I was chatting with one of my car buddies over the weekend and commented that I regretted having started this thread.
Putting a 3.5l & 265 in an e9 is a much milder conversion than a Mazda drivetrain in an MG or a small block Chevy in a BMW. What you and Don are doing preserves the marque consistency and is theoretically reversible.
The thing that set me off about that MG/Mazda project (which is what started this discussion) was that the builder gave up on it prior to completion. Until you've built a hot rod, you don't understand the difficulties of hooking up all of the bits and making it reliable. It's easy to sit at the keyboard and say "hey, let's put a 427 hemi in a Fiat 500", but getting the clutch linkage, exhaust system, steering column, cooling system, ... to all work in a street environment is a tough challenge. Most of these projects either get abandoned mid-stream (you've seen the ebay descriptions saying "90% of the work is done" - yea, right!) or are called "race cars" (even thought they don't conform to any sanctioned class) and just get trailered from show to show - like that V-8 powered 2002 pictured in post #17.
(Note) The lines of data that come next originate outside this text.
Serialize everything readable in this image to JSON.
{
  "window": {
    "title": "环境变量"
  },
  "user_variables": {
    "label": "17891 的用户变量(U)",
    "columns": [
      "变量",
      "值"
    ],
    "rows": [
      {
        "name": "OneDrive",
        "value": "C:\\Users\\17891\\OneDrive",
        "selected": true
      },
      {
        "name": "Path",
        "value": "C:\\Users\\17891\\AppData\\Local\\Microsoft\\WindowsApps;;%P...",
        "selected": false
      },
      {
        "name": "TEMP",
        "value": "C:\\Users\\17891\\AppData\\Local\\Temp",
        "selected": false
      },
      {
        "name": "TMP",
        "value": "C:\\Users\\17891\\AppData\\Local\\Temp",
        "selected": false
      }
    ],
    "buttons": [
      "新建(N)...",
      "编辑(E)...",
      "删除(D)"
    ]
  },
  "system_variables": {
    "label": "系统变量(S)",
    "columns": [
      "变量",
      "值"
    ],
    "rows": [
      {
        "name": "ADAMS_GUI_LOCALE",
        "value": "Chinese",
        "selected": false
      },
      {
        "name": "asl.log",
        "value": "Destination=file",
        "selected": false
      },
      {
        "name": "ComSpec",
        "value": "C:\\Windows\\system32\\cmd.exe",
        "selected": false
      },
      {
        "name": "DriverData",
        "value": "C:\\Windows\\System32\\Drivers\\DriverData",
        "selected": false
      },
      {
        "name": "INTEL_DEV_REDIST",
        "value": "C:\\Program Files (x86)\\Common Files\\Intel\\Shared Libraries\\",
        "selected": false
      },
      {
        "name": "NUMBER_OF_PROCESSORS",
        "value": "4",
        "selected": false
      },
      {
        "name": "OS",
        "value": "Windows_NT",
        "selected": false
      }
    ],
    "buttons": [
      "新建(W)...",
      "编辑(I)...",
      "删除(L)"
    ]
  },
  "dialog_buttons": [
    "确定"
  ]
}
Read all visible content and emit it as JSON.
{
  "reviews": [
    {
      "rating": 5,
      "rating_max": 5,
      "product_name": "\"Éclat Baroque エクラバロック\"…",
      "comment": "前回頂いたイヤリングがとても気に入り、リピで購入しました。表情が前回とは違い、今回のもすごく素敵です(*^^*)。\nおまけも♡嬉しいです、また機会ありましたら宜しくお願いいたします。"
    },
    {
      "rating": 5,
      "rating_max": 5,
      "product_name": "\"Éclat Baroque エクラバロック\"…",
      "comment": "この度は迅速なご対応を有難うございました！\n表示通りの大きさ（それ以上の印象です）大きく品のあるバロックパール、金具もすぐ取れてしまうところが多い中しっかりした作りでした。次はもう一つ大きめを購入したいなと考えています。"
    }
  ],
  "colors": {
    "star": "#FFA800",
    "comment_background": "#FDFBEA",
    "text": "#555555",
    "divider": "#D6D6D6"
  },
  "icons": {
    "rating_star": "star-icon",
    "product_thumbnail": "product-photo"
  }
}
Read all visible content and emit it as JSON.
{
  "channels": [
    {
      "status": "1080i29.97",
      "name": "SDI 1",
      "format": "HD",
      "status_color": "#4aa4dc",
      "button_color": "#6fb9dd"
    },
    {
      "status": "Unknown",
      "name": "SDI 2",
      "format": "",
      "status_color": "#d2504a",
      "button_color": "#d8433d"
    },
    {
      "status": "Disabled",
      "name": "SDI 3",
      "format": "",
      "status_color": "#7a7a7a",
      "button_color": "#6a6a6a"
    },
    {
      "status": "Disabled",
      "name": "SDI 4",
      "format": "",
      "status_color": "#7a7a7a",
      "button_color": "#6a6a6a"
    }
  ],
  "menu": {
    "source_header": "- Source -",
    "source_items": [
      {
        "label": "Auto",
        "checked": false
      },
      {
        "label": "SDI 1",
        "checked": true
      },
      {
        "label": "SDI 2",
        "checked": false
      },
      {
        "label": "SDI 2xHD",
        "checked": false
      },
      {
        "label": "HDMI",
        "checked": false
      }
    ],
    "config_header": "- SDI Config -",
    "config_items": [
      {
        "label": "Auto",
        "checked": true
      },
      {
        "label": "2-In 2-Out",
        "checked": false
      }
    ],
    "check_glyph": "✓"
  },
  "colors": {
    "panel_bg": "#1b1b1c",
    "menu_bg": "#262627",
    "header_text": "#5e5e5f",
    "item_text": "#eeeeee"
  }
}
The concern I was trying to express in my first post is that the MG/Mazda builder will do the same thing to his 2800cs: get half way through a drive train conversion, paint it some strange color, and then realize that with 6 U-joints in the steering column and chronic overheating problems, it will never be streetable. Back on ebay, with a comment that he's only selling it because he needs money for his new ______ project.
I know it's fun to build hot rods (just look at the photo in my avatar), but if you must cut up a rare car, at least complete the project.